A video uploaded to the popular social media platform TikTok on Wednesday shows fans lining up for some time to buy alcohol. What vender doesn’t have a line, or even a single customer waiting to buy their brews? You guessed it, the Bud Light stand was completely ignored.
What adds insult to injury is that the video, uploaded by a user named Luis Tejada, has as of this writing already surpassed 1.2 million views and received thousands of user comments.
“Fenway Park Bud Light stand Ghost Town!” Tejada said in the video caption.
@luistejadabostonrealtor Fenway Park Bud light stand Ghost Town! #budlight #fenwaypark #redsox #massrealestate #realtor #bienesraices #jesuslovesyou #forsalebyowner #sellersagent #jesus ♬ Time of the Season – The Zombies
“Guys, this is so funny and bizarre. Look at that,” Tejada says in the video, focusing in on the one long line before moving the camera to the empty Bud Light stand. “Look at that, that is every single Bud Light stand here at Fenway Park.

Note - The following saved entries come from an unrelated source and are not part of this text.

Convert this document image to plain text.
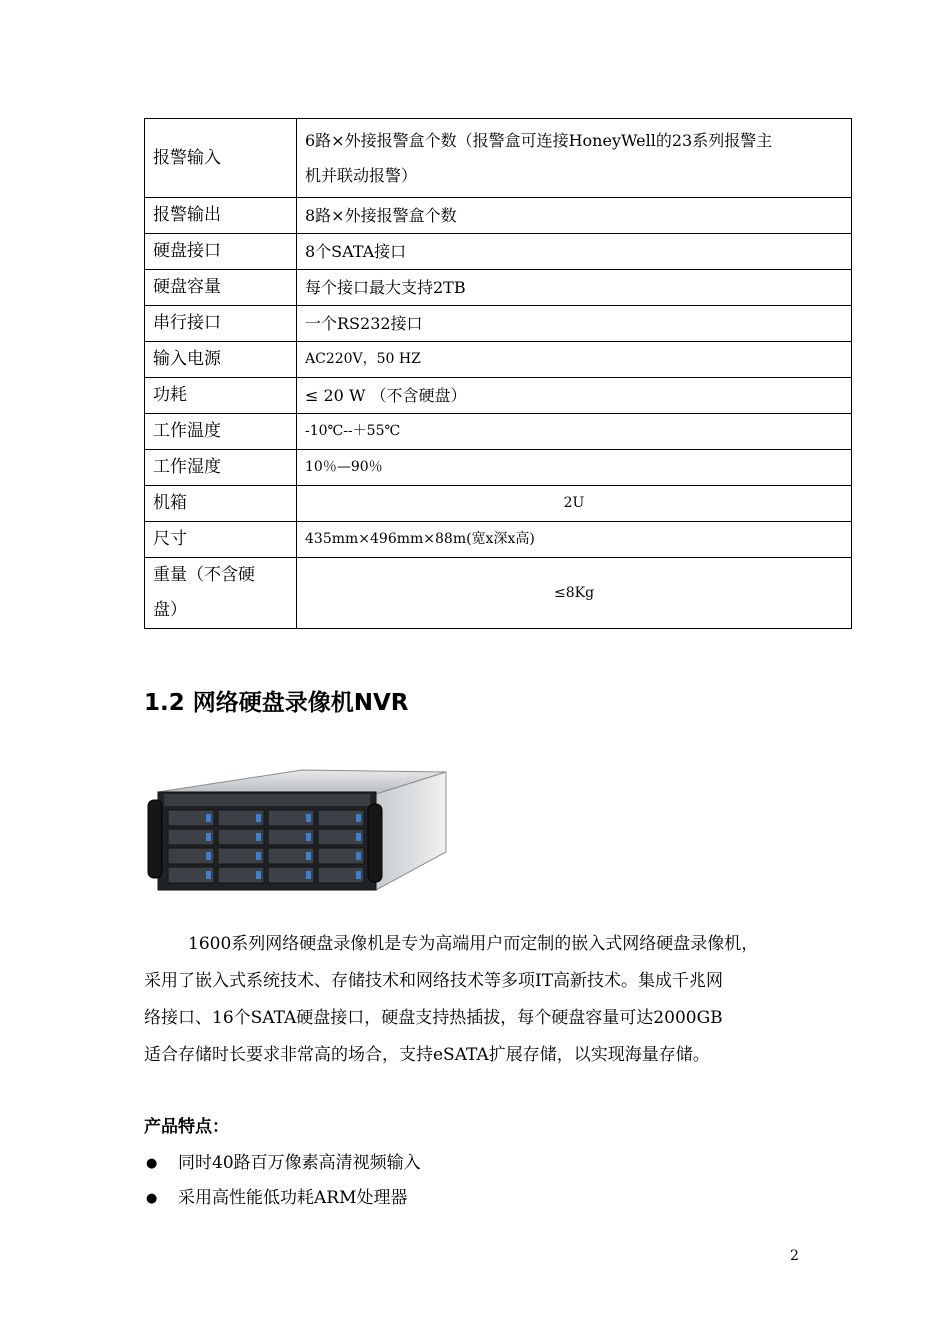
报警输入	6路×外接报警盒个数（报警盒可连接HoneyWell的23系列报警主
机并联动报警）

报警输出	8路×外接报警盒个数
硬盘接口	8个SATA接口
硬盘容量	每个接口最大支持2TB
串行接口	一个RS232接口
输入电源	AC220V，50 HZ
功耗	≤ 20 W （不含硬盘）
工作温度	-10℃--＋55℃
工作湿度	10％—90％
机箱	2U
尺寸	435mm×496mm×88m(宽x深x高)

重量（不含硬
盘）	≤8Kg
1.2 网络硬盘录像机NVR

1600系列网络硬盘录像机是专为高端用户而定制的嵌入式网络硬盘录像机，
采用了嵌入式系统技术、存储技术和网络技术等多项IT高新技术。集成千兆网
络接口、16个SATA硬盘接口，硬盘支持热插拔，每个硬盘容量可达2000GB
适合存储时长要求非常高的场合，支持eSATA扩展存储，以实现海量存储。

产品特点：

● 同时40路百万像素高清视频输入
● 采用高性能低功耗ARM处理器
2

This viral video is representative of the larger backlash against Bud Light by normal people who are tired of being told that men can be women. The insult of having Mulvaney as a influencer representative of one of America’s most beloved beers (well, ex-beloved it seems) has resulted in the product being banned from bars and boycotted by customers across the nation.
The situation began a month ago when Mulvaney was picked to have his face appear on some promotional cans for the company’s March Madness contest as a way to “celebrate your girlhood,” as well as participate in some online ad campaigns, including one where he is dancing in a bathtub naked. Anheuser-Busch ended up dropping by $5 billion in market value as buyers saw the move as “woke” and insulting.
CEO Michel Doukeris attempted to paint this as a rogue campaign by a marketer in the company and tried to convince investors during a call that it wasn’t something he’d have approved if he knew about it.
“We need to clarify the facts that this was one can, one influencer, one post and not a campaign,” Dougeris stated, also blaming internet “misinformation” for most of the uproar.Too little, too late it seems.
Anheuser-Busch is attempting to “make amends” with distributors and other businesses who have been impacted by the situation, but time will tell whether that will make an actual difference or not.